I chose the log-normal distribution because it’s a natural choice for the distribution of an always-positive quantity. But something more like a power law might’ve been reasonable too. (In general I think it’s not crazy to guess that the standard error of your measurement is proportional to the size of the effect you’re trying to measure—in which case, if your uncertainty over the size of the effect follows a power law, then so would your uncertainty over the standard error.)
(I think that for something as clean as a well-set-up experiment with independent trials of a representative sample of the real world, you can estimate the standard error well, but I think the real world is sufficiently messy that this is rarely the case.)
- Karthik Tadepalli 7 May 2023 22:57 UTC
  13 points
  1 ∶ 0
  Parent
  
  In general I think it’s not crazy to guess that the standard error of your measurement is proportional to the size of the effect you’re trying to measure
  
  Take a hierarchical model for effects. Each intervention $i$ has a true effect $β_{i}$ , and all the $β_{i}$ are drawn from a common distribution $G$ . Now for each intervention, we run an RCT and estimate ${^β}_{i} = β_{i} + ϵ_{i}$ where $ϵ_{i}$ is experimental noise.
  
  By the CLT, $ϵ_{i} \sim N (0, σ_{i}^{2} / n_{i})$ where $σ_{i}^{2}$ is the inherent sampling variance in your environment and $n_{i}$ is the sample size of your RCT. What you’re saying is that $σ_{i}^{2}$ has the same order of magnitude as the variance of $G$ . But even if that’s true, the standard error shrinks linearly as your RCT sample size grows, so they should not be in the same OOM for reasonable values of $n_{i}$ . I would have to do some simulations to confirm that, though.
  
  I also don’t think it’s likely to be true that $σ_{i}^{2}$ has the same OOM as the variance of $G$ . The factors that cause sampling variance—randomness in how people respond to the intervention, randomness in who gets selected for a trial, etc—seem roughly comparable across interventions. But the intervention qualities are not roughly comparable—we know that the best interventions are OOMs better than the average intervention.
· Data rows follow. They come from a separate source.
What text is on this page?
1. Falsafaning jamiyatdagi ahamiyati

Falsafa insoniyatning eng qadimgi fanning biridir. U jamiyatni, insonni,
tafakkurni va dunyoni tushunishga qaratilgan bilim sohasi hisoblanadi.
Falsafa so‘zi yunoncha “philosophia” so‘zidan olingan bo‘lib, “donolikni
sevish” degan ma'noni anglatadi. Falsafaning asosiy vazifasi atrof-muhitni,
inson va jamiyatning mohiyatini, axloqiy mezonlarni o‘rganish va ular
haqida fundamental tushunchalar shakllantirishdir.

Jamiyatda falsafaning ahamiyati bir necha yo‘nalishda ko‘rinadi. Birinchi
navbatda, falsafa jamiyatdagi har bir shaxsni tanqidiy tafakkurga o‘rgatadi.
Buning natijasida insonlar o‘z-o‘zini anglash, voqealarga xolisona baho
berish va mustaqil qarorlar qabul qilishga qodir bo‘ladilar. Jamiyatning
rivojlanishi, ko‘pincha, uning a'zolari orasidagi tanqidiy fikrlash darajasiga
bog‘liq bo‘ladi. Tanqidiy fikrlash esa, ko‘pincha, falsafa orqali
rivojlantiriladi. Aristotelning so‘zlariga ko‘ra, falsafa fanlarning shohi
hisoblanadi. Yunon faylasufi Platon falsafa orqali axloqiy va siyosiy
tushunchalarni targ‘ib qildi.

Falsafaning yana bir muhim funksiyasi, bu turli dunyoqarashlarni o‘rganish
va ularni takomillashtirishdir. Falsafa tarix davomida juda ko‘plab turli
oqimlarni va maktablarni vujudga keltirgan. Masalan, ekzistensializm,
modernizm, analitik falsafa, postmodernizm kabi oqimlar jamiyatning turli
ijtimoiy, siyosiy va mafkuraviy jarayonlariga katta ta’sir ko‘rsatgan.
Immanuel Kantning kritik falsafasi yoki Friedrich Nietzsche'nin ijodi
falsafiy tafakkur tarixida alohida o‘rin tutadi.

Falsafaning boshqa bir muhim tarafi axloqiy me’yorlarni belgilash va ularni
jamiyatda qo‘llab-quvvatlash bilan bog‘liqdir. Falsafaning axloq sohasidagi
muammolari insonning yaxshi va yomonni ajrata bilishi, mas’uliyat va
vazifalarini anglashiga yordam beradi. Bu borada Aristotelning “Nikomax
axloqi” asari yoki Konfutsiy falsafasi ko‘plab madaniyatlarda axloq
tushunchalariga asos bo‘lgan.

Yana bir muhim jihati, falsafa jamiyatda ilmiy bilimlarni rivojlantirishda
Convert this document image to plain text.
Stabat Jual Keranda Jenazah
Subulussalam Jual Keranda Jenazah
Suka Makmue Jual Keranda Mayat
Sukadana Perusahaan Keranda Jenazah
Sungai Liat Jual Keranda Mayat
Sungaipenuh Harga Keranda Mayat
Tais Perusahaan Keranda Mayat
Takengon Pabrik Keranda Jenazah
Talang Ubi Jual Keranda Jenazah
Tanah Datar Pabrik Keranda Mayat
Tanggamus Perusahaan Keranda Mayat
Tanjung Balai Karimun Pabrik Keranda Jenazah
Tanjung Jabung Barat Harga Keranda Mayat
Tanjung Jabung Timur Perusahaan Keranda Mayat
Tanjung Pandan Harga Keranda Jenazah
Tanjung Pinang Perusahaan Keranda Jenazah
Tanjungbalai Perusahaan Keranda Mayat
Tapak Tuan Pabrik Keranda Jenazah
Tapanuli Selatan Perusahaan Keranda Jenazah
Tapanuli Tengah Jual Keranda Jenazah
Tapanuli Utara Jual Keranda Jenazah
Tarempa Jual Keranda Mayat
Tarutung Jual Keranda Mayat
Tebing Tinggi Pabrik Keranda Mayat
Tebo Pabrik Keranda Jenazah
I don’t think we have any reason to believe that the noisiest interventions are OOMs noisier than the average intervention.
  
  (I think that for something as clean as a well-set-up experiment with independent trials of a representative sample of the real world, you can estimate the standard error well, but I think the real world is sufficiently messy that this is rarely the case.)
  
  I’m not sure what you mean by this, I think any collection of RCTs satisfies the setting I’ve laid out.
  - JoshuaBlake 9 May 2023 11:57 UTC
    3 points
    0 ∶ 0
    Parent
    I think you’re assuming your conclusion here:
    
    Now for each intervention, we run an RCT and estimate ${^β}_{i} = β_{i} + ϵ_{i}$ where $ϵ_{i}$ is experimental noise.
    
    What if the noise is on the log scale?
    - Karthik Tadepalli 10 May 2023 5:24 UTC
      4 points
      2 ∶ 0
      Parent
      The central limit theorem is exactly that $\sqrt{N} ({^β}_{i} - β_{i}) \sim N (0, σ_{i}^{2})$ which implies what I said. The noise is not on the log scale because of the CLT.
      
      Now, if you transform your coefficient into a log scale then all bets are off. But that is not happening throughout this post. And it’s not really what happens in reality either. I don’t know why anyone would do it.